The Wall Street Journal: "The cost estimate gives Democrats a critical piece they need to win over wavering lawmakers on the bill. Many had said they were waiting for the CBO analysis before making up their minds. 'It took some time, but we're very pleased with our $1.2 trillion in savings,' House Speaker Nancy Pelosi said. 'It's even more savings than the Senate bill.'"
"The release of CBO's analysis of the overhaul plan paves the way for a climactic vote as soon as Sunday on President Barack Obama's top domestic priority. The president was supposed to leave for a trip to Asia on Sunday, but has now postponed it until June so that he can be in Washington during the final health-care debate" (Adamy, 3/18).
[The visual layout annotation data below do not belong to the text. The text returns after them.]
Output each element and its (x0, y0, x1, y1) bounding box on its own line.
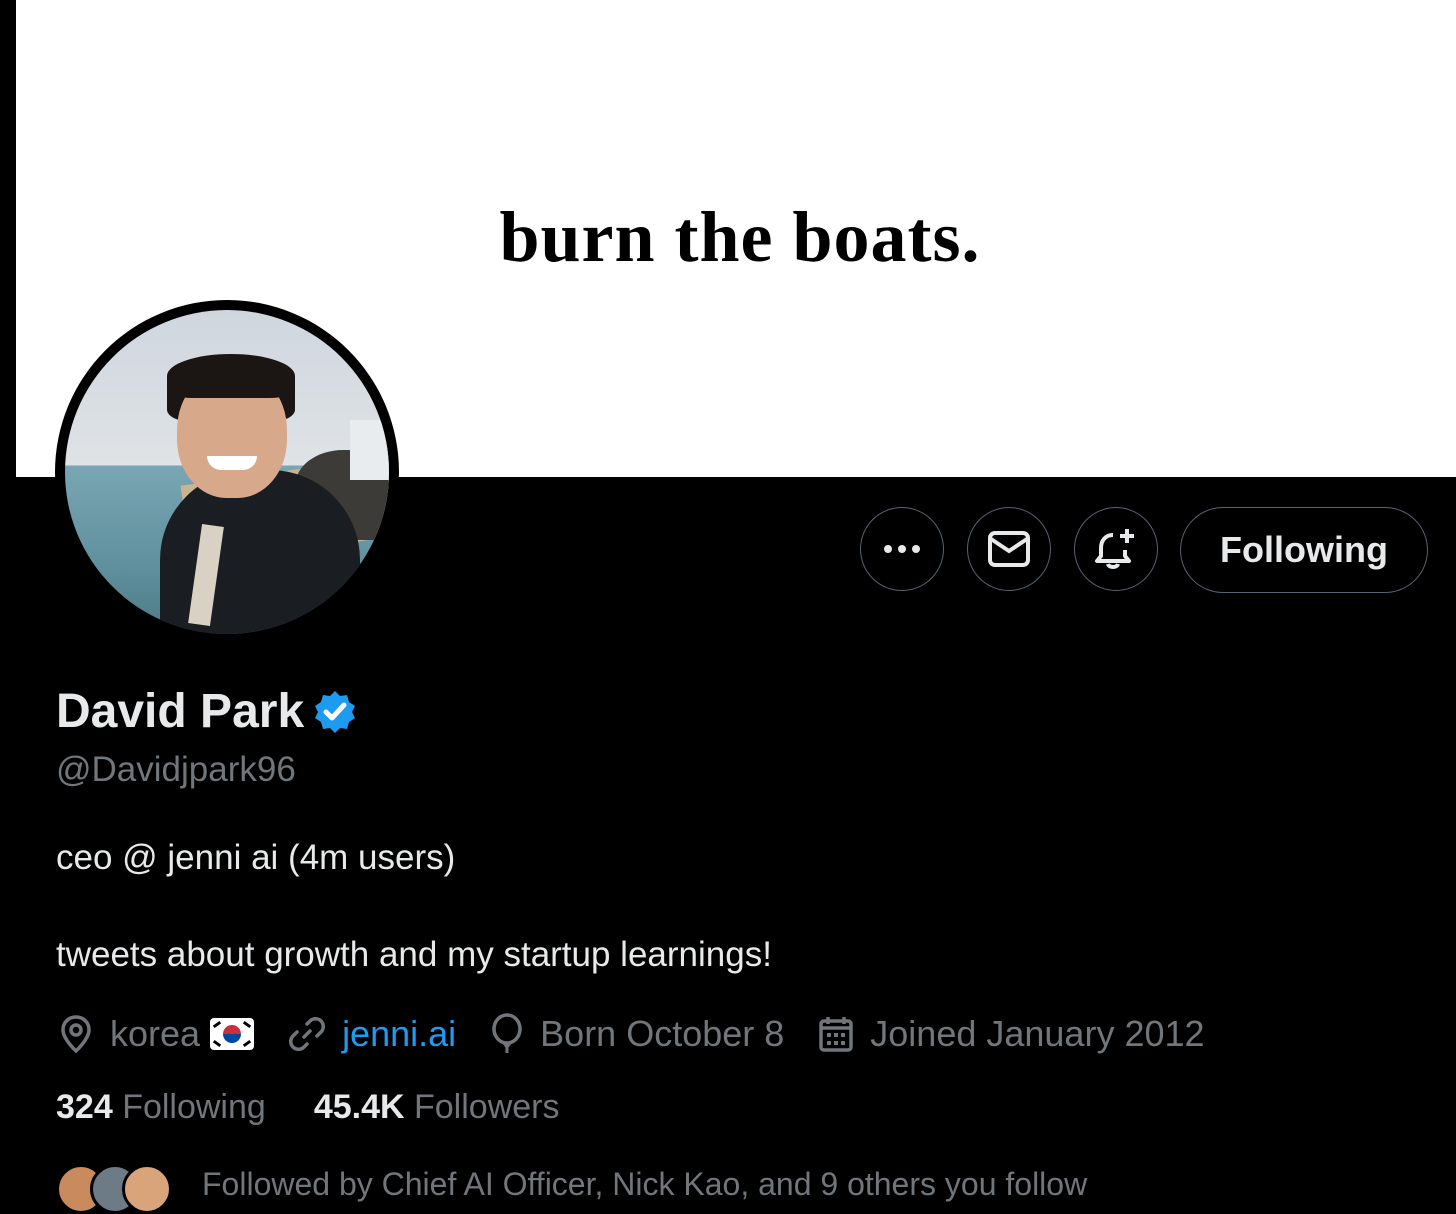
profile-meta: korea jenni.ai Born October 8 Joined Jan… (58, 1010, 1239, 1058)
bio-line: tweets about growth and my startup learn… (56, 935, 772, 974)
following-count[interactable]: 324 Following (56, 1088, 266, 1127)
balloon-icon (492, 1013, 522, 1053)
bell-plus-icon (1095, 529, 1134, 569)
banner-text: burn the boats. (499, 197, 981, 277)
joined-item: Joined January 2012 (818, 1013, 1205, 1055)
location-icon (61, 1015, 91, 1054)
website-item[interactable]: jenni.ai (288, 1013, 456, 1055)
calendar-icon (819, 1017, 854, 1052)
korea-flag-icon (210, 1018, 255, 1050)
location-text: korea (110, 1013, 201, 1054)
avatar (122, 1164, 172, 1214)
message-button[interactable] (967, 507, 1051, 591)
followed-by-text: Followed by Chief AI Officer, Nick Kao, … (202, 1165, 1088, 1202)
notify-button[interactable] (1074, 507, 1158, 591)
followers-number: 45.4K (313, 1088, 405, 1126)
user-handle: @Davidjpark96 (56, 750, 296, 789)
profile-actions: Following (0, 507, 1456, 593)
birthday-item: Born October 8 (490, 1013, 784, 1055)
following-label: Following (122, 1088, 266, 1126)
verified-badge-icon[interactable] (312, 689, 358, 735)
name-row: David Park (56, 684, 358, 739)
mail-icon (988, 531, 1030, 567)
followers-label: Followers (414, 1088, 560, 1126)
following-number: 324 (56, 1088, 113, 1126)
window-edge (0, 0, 16, 1201)
bio-line: ceo @ jenni ai (4m users) (56, 838, 456, 877)
location-item: korea (58, 1013, 255, 1055)
more-button[interactable] (860, 507, 944, 591)
link-icon (289, 1017, 326, 1051)
following-button[interactable]: Following (1180, 507, 1428, 593)
joined-text: Joined January 2012 (870, 1013, 1205, 1054)
followers-count[interactable]: 45.4K Followers (314, 1088, 560, 1127)
more-icon (884, 545, 920, 553)
display-name: David Park (56, 685, 305, 738)
birthday-text: Born October 8 (540, 1013, 785, 1054)
website-link[interactable]: jenni.ai (342, 1013, 456, 1055)
follow-counts: 324 Following 45.4K Followers (56, 1088, 607, 1127)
MSNBC: President Obama hailed the CBO numbers, saying the estimates make "'this legislation the most significant effort to reduce deficits since the Balanced Budget Act in the 1990s. ... This is but one virtue of a reform that will bring new accountability to the insurance industry and greater economic security for all Americans, so I urge every member of Congress to consider this as they prepare for their important vote this weekend'" (Jones, 3/18).
CNN: "GOP leaders said the new CBO estimates had not changed their opinion of the bill, which they vehemently oppose. 'Republicans in the House and Senate have worked closely together over the last year. And we're going to continue to work closely together and to do everything that we can to do to make sure that this bill never, ever, ever passes,' House Minority Leader John Boehner said" (3/18).
The Hill: "The package considered by the CBO is the Senate healthcare bill and a package of changes to that legislation that must receive votes from the House and Senate." The release of the CBO score "sets into motion a 72-hour endgame on healthcare. Leaders have said they will give members 72 hours to review the legislation before a vote" (O'Brien and Allen, 3/18).
Roll Call: On the other side of the Capitol, "Senate Budget Chairman Kent Conrad (D-N.D.) said Thursday that it is unlikely the Senate will be able to pass a health care reconciliation bill unchanged from what the House passes." He said the Senate parliamentarian had not ruled on several issues that Republicans are likely to challenge and if he rules with the GOP, Senate Democrats will likely not be able to muster the 60 votes needed to waive the Republican objections. "If a point of order is sustained, the offending provision would be struck from the bill, and the entire measure would need to [be] passed again in the House before heading to the president for his signature" (Pierce, 3/18).